Friday Session 2- Theological Landscape

Mark Achtenmeier- Dubuque Seminary – main speaker

Respondents- Andrew Purves- Pittsburgh Seminary, Dale Patterson-pastor, Daryl Fisher Ogden, most recently of Bel Air Pres and Fuller Seminary, and Steve Crocco, Princeton Seminary

3 main points

  1. There is an isolation of theology. There are too many books that analyze someone who is analyzing someone who is analyzing Barth, who is analyzing Scripture. Too many books are being written that are not about Scripture but are rather about other books.
  2. The Theological world is deeply insecure.

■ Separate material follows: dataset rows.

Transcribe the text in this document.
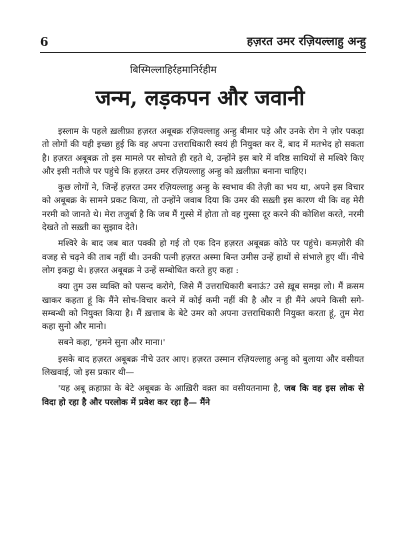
6	हज़रत उमर रज़ियल्लाहु अन्हु
बिस्मिल्लाहिर्रहमानिर्रहीम
जन्म, लड़कपन और जवानी

इस्लाम के पहले ख़लीफ़ा हज़रत अबूबक्र रज़ियल्लाहु अन्हु बीमार पड़े और उनके रोग ने ज़ोर पकड़ा तो लोगों की यही इच्छा हुई कि वह अपना उत्तराधिकारी स्वयं ही नियुक्त कर दें, बाद में मतभेद हो सकता है। हज़रत अबूबक्र तो इस मामले पर सोचते ही रहते थे, उन्होंने इस बारे में वरिष्ठ साथियों से मश्विरे किए और इसी नतीजे पर पहुंचे कि हज़रत उमर रज़ियल्लाहु अन्हु को ख़लीफ़ा बनाना चाहिए।

कुछ लोगों ने, जिन्हें हज़रत उमर रज़ियल्लाहु अन्हु के स्वभाव की तेज़ी का भय था, अपने इस विचार को अबूबक्र के सामने प्रकट किया, तो उन्होंने जवाब दिया कि उमर की सख़्ती इस कारण थी कि वह मेरी नरमी को जानते थे। मेरा तजुर्बा है कि जब मैं गुस्से में होता तो वह गुस्सा दूर करने की कोशिश करते, नरमी देखते तो सख़्ती का सुझाव देते।

मश्विरे के बाद जब बात पक्की हो गई तो एक दिन हज़रत अबूबक्र कोठे पर पहुंचे। कमज़ोरी की वजह से चढ़ने की ताब नहीं थी। उनकी पत्नी हज़रत अस्मा बिन्त उमीस उन्हें हाथों से संभाले हुए थीं। नीचे लोग इकट्ठा थे। हज़रत अबूबक्र ने उन्हें सम्बोधित करते हुए कहा :

क्या तुम उस व्यक्ति को पसन्द करोगे, जिसे मैं उत्तराधिकारी बनाऊं? उसे ख़ूब समझ लो। मैं क़सम खाकर कहता हूं कि मैंने सोच-विचार करने में कोई कमी नहीं की है और न ही मैंने अपने किसी सगे-सम्बन्धी को नियुक्त किया है। मैं ख़त्ताब के बेटे उमर को अपना उत्तराधिकारी नियुक्त करता हूं, तुम मेरा कहा सुनो और मानो।

सबने कहा, 'हमने सुना और माना।'

इसके बाद हज़रत अबूबक्र नीचे उतर आए। हज़रत उस्मान रज़ियल्लाहु अन्हु को बुलाया और वसीयत लिखवाई, जो इस प्रकार थी—

'यह अबू क़हाफ़ा के बेटे अबूबक्र के आख़िरी वक़्त का वसीयतनामा है, जब कि वह इस लोक से विदा हो रहा है और परलोक में प्रवेश कर रहा है— मैंने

The big bet, the truth of what we are saying depends on God showing up. (Wars have been fought over this stuff). Another example- The Age of Reason saw people trying to build something secure-and then Christians buy into this thinking and try to build a secure faith on reason, or worse, we try to build a secure faith on ethics that we all agree on anyway. Don’t kill, don’t steal. We then reduce faith to a set of rules that all of society agrees on. Enlightenment has failed.
  3. The theological task is indispensable- we no longer see the USA as us.

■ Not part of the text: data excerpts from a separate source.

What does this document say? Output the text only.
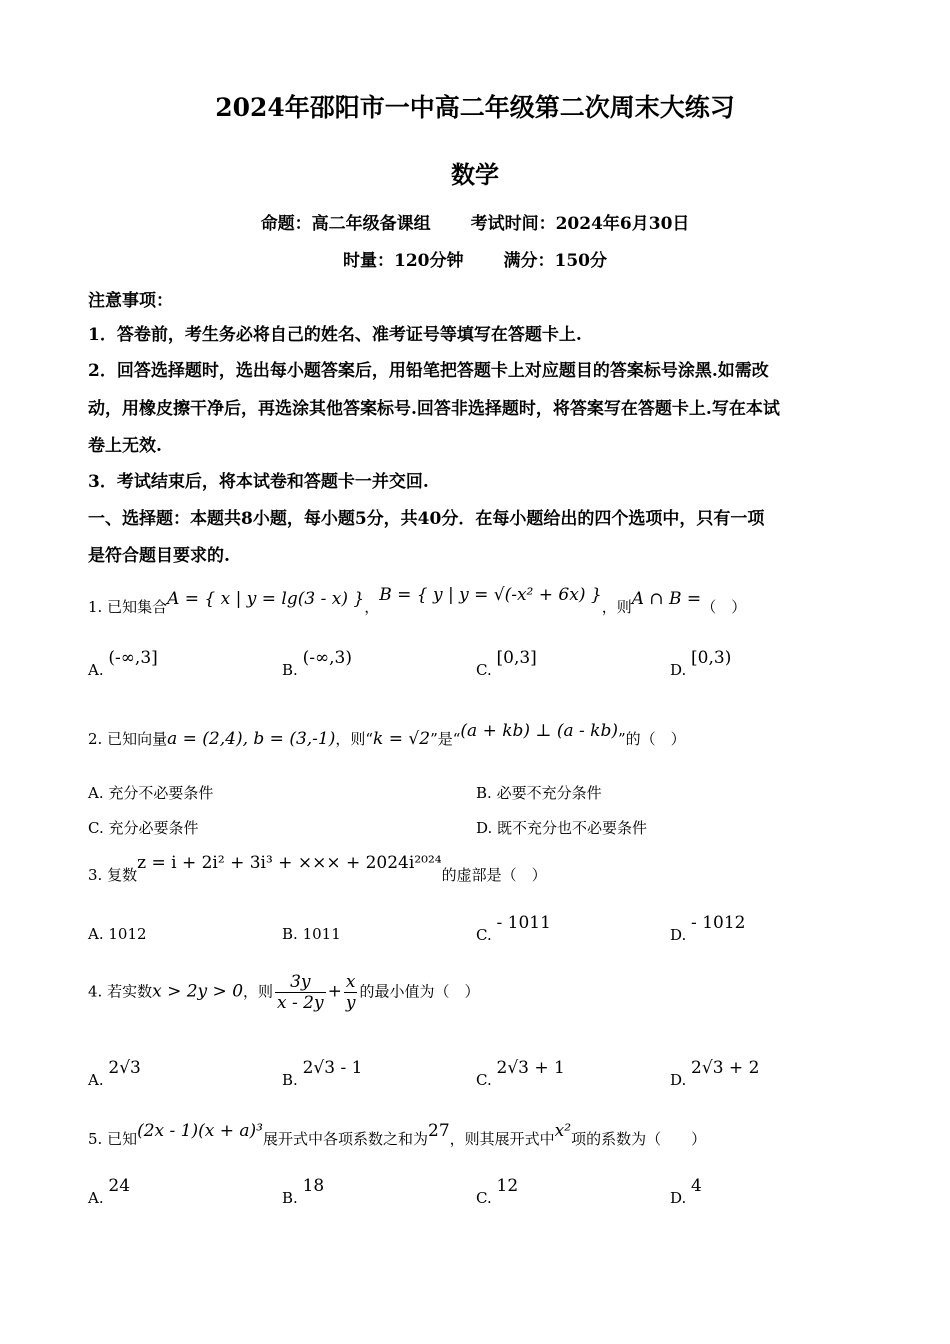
2024年邵阳市一中高二年级第二次周末大练习
数学
命题：高二年级备课组 考试时间：2024年6月30日
时量：120分钟 满分：150分
注意事项：
1．答卷前，考生务必将自己的姓名、准考证号等填写在答题卡上.
2．回答选择题时，选出每小题答案后，用铅笔把答题卡上对应题目的答案标号涂黑.如需改
动，用橡皮擦干净后，再选涂其他答案标号.回答非选择题时，将答案写在答题卡上.写在本试
卷上无效.
3．考试结束后，将本试卷和答题卡一并交回.
一、选择题：本题共8小题，每小题5分，共40分．在每小题给出的四个选项中，只有一项
是符合题目要求的.
1. 已知集合A = { x | y = lg(3 - x) }，B = { y | y = √(-x² + 6x) }，则A ∩ B =（　）
A. (-∞,3]
B. (-∞,3)
C. [0,3]
D. [0,3)
2. 已知向量a = (2,4), b = (3,-1)，则“k = √2”是“(a + kb) ⊥ (a - kb)”的（　）
A. 充分不必要条件	B. 必要不充分条件
C. 充分必要条件	D. 既不充分也不必要条件
3. 复数z = i + 2i² + 3i³ + ××× + 2024i²⁰²⁴的虚部是（　）
A. 1012	B. 1011	C. - 1011
D. - 1012
4. 若实数x > 2y > 0，则 $\frac{3y}{x - 2y} + \frac{x}{y}$ 的最小值为（　）
A. 2√3
B. 2√3 - 1
C. 2√3 + 1
D. 2√3 + 2
5. 已知(2x - 1)(x + a)³展开式中各项系数之和为27，则其展开式中x²项的系数为（　　）
A. 24
B. 18
C. 12
D. 4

Followed by 6 bullets points-

  1. we are deeply burdened by disinterest in theology in the church
  2. we are very concerned about the loss of doctrinal theology
  3. signal marker- the recovery of the theology of the Trinity, this means we revisit how we speak about God. The doctrine of Fatherhood is important.
  4. We have been through an amazing liturgical renewal, the eucharist is being recovered ecumenically. We need Sacraments, not just the Word.
  5. There needs to be a reconnection of theologians to the church, as well as connections to piety. We cannot teach about God if we are not in a relationship with God.
  6. The emergence in seminaries of evangelical theologians. These theologicans are teaching confessional and classical theolgies in our seminaries.

Last thought, don’t be overly burdened by pragmatism. Not every part of theology has to be or should be immediately useful.

Repondees said Mark was right, and seemed hopeful about the future of theology in our seminaries and from there, in our denomination.